4 Kasım 2015 Çarşamba

Ötekileşme, Hızla Yayılan Bir Virüs Gibi

İstanbul kaldırımlarında insandan örülmüş duvarların arkasında kalan kimsesizler yurdunda konaklayan sahipsiz bir çocuk misali savrulup gidiyoruz kimsesizliğe doğru.

Böylesine yabancılaşmanın yoğun olduğu bir devirde insanlar arasındaki diyalogun olması gerektiğinden çok daha geride olduğu herkes tarafından biliniyor fakat bunun için herhangi bir şekilde önlem alınmaması ne kadar tuhaf. İnsanlar farkında oldukları hataların önüne geçemeyişi yani kendine söz geçirememesi günümüzde her insanın problemi aslında. Her ne kadar bu satırlara yazsam da duygu ve düşüncelerimi bende herkes gibi aynıyım.

Malumunuz teknoloji kurbanı olmaya devam ediyoruz, bırakın akrabalarla olan iletişim eksikliğini aile içerisinde bile insanlar gerek iş gerekse eğitim öğretim dönemlerinde birbirlerinden çok uzak kalıyorlar. Televizyon ve bilgisayarda bu iletişimsizliğin aslında en başta faktörlerinden bir tanesi olarak karşımıza çıkmaktadır.

Aslına baktığımızda bu diyaloğun temel problemi nedir diye;

-teknoloji,

-örf ve adetler

-aile içi eğitim

-çalışma hayat,

-eğitim hayatı,

-ekonomik koşullar,

gibi sıralayabileceğimiz bir çok faktör vardır. Bunlar uzmanlar tarafından tespit edilmiş sıralanış itibariyle baş faktörler olarak yer almaktadır. İnsanlar bu yabancılaşma ve ötekileşme sendromuyla aslında sosyal açıdan yaşanılan bu erozyonla bir nevi kendisine karşıda mani depresif bir durum söz konusu olabiliyor. Bu depresyon belirtisi olan kişisel davranış bozukluğu durumu çok daha ötelere götürebilmekte şizofren hatta ve hatta intiharla sonuçlanan ciddi hayat kayıplarına neden olabilmektedir. Bunun için iletişim konusuna çok dikkat edilmesi gerekmedir.
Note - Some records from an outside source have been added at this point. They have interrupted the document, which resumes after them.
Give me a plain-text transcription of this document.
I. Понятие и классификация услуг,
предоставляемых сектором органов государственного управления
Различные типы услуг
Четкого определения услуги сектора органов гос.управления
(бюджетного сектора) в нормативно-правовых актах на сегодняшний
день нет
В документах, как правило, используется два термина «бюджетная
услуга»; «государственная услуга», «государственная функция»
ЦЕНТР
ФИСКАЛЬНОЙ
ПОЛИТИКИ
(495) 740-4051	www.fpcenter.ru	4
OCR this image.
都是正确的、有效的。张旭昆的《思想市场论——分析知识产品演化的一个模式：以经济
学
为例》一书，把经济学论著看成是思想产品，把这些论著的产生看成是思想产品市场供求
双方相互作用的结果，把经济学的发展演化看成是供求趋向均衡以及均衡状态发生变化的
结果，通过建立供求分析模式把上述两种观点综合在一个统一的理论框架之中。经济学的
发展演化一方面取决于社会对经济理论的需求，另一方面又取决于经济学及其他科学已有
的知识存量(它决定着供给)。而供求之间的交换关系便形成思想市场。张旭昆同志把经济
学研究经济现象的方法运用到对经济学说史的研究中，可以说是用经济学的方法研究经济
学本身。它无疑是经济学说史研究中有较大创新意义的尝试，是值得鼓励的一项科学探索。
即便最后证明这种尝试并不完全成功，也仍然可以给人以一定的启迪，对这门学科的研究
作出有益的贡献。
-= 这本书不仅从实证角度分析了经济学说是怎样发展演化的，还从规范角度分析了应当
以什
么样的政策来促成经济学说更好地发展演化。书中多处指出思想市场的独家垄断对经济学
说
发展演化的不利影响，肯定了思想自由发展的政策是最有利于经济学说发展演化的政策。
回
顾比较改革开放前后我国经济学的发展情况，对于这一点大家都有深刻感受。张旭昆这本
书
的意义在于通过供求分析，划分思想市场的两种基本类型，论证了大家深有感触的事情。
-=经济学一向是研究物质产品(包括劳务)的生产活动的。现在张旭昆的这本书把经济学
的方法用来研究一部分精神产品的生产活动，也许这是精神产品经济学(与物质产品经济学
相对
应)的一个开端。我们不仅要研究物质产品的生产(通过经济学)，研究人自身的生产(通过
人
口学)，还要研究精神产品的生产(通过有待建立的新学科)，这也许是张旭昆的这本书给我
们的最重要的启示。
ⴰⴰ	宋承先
 Sosyal bir canlı olan insanın aslında en büyük ihtiyacındır konuşma; iletişim aracı olarak kullanılan konuşmanın ortadan kalkması bahsedildiği özellikle İstanbul gibi büyük şehirlerde insanların bir birine doğal olarak yabancı olduğu ve herkesi tanımanın imkânsız olduğu yerlerde iletişim eksikliği daha ciddi bir problem olarak araştırmalar sonucu ortaya konulmuştur.

Başlıklar şeklinde sıraladığımız diyaloğu etkileyen en önemli faktörler kendi içerisinde bu kavramla ters ve düz orantılı olarak etkileşimi söz konusudur. Örneğin teknolojik gelişmelerin son yıllarda gelişmesi yani pozitif yönlü artışı diyaloğu düşürmekte örf ve adetlerde yaşanılan negatif yönlü gelişmeler doğru orantılı bir şekilde yine olumsuz şekilde toplumsal diyaloğun etkisini düşürmektedir.

Buradan çıkarılacak birçok sonuç olmakla birlikte en önemli olarak yapılan araştırmaların özellikle aile içerisindeki diyalogun her ne olursa olsun kurulması ve canlı tutulması insan başta aile içerisindeki devamlılığın sağlanması insanların psikolojik olarak iyi hissetmesinde önemli yer oynarken bunun yansımasıyla toplumsal diyaloğunda düzeleceği yönünde sonuca varılmıştır.